Distrust between SA’s social partners remains deep. The apartheid divisions remain entrenched between mainly white business and the black trade union movement. Black and white businesses are often also not able to collaborate because of racial divisions.
SA social partners also appear too rigidly ideological, often seeing the world in terms of fixed ideological lenses, which makes compromise, so crucial to successful social pacts, difficult to achieve.
In addition, because of a perception of incompetence, lack of quality leaders and corruption, the SA government also lacks the credibility, authority and trust to be seen as an honest social dialogue host. At the heart of successful national dialogues in other countries has been governments that are seen as reasonably honest, capable and governing in the widest national interests; not in the interest of just the governing party or its leaders.
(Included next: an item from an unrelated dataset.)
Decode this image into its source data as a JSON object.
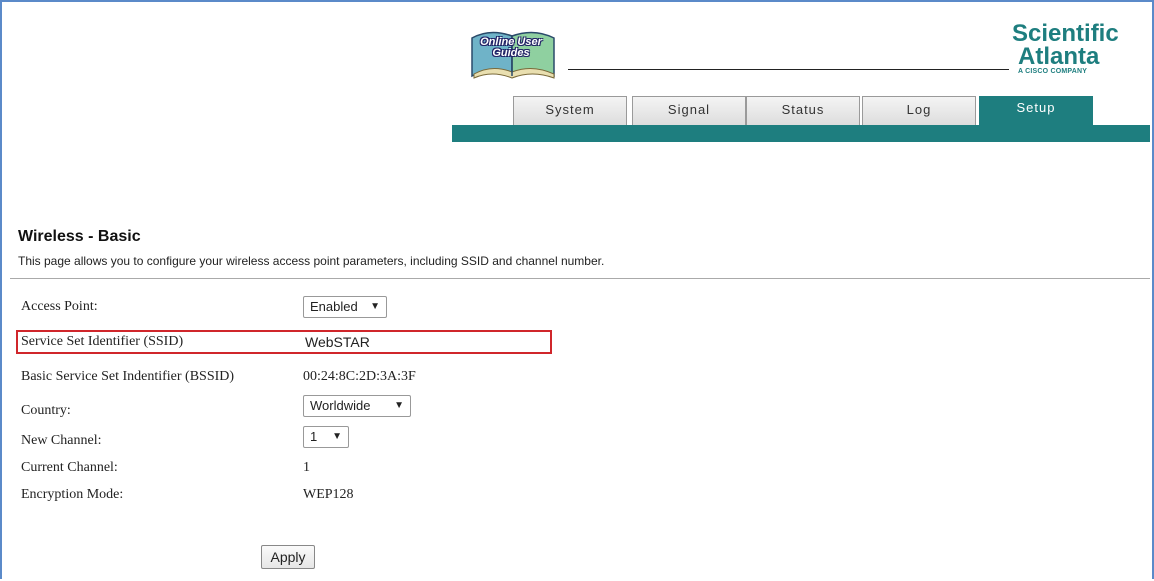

SA’s national social dialogue institution, the National Economic Development & Labour Council (Nedlac) has for some time lacked credibility. One of the reasons is that not all of the critical social partners are included in Nedlac, making the organisation insufficiently representative. Nedlac also lacks independent members who are not aligned to social partners, unlike the Dutch SER for example.
Nedlac is also often marginalised by government itself. Some government leaders wrongly believe government can go it alone, or send policy directives by diktat, and social partners and wider society will just magically fall into line. Again, this is unlike in the Netherlands, where recommendations from the SER are debated in parliament. Nor is there an obligation in SA for government to justify a failure to accept Nedlac recommendations.
Rebuilding Nedlac’s capacity, giving it an advisory role to cabinet and parliament, and broadening its constituencies, will be crucial if it is to remain as institution hosting meaningful national social dialogue in the post-Covid-19 era.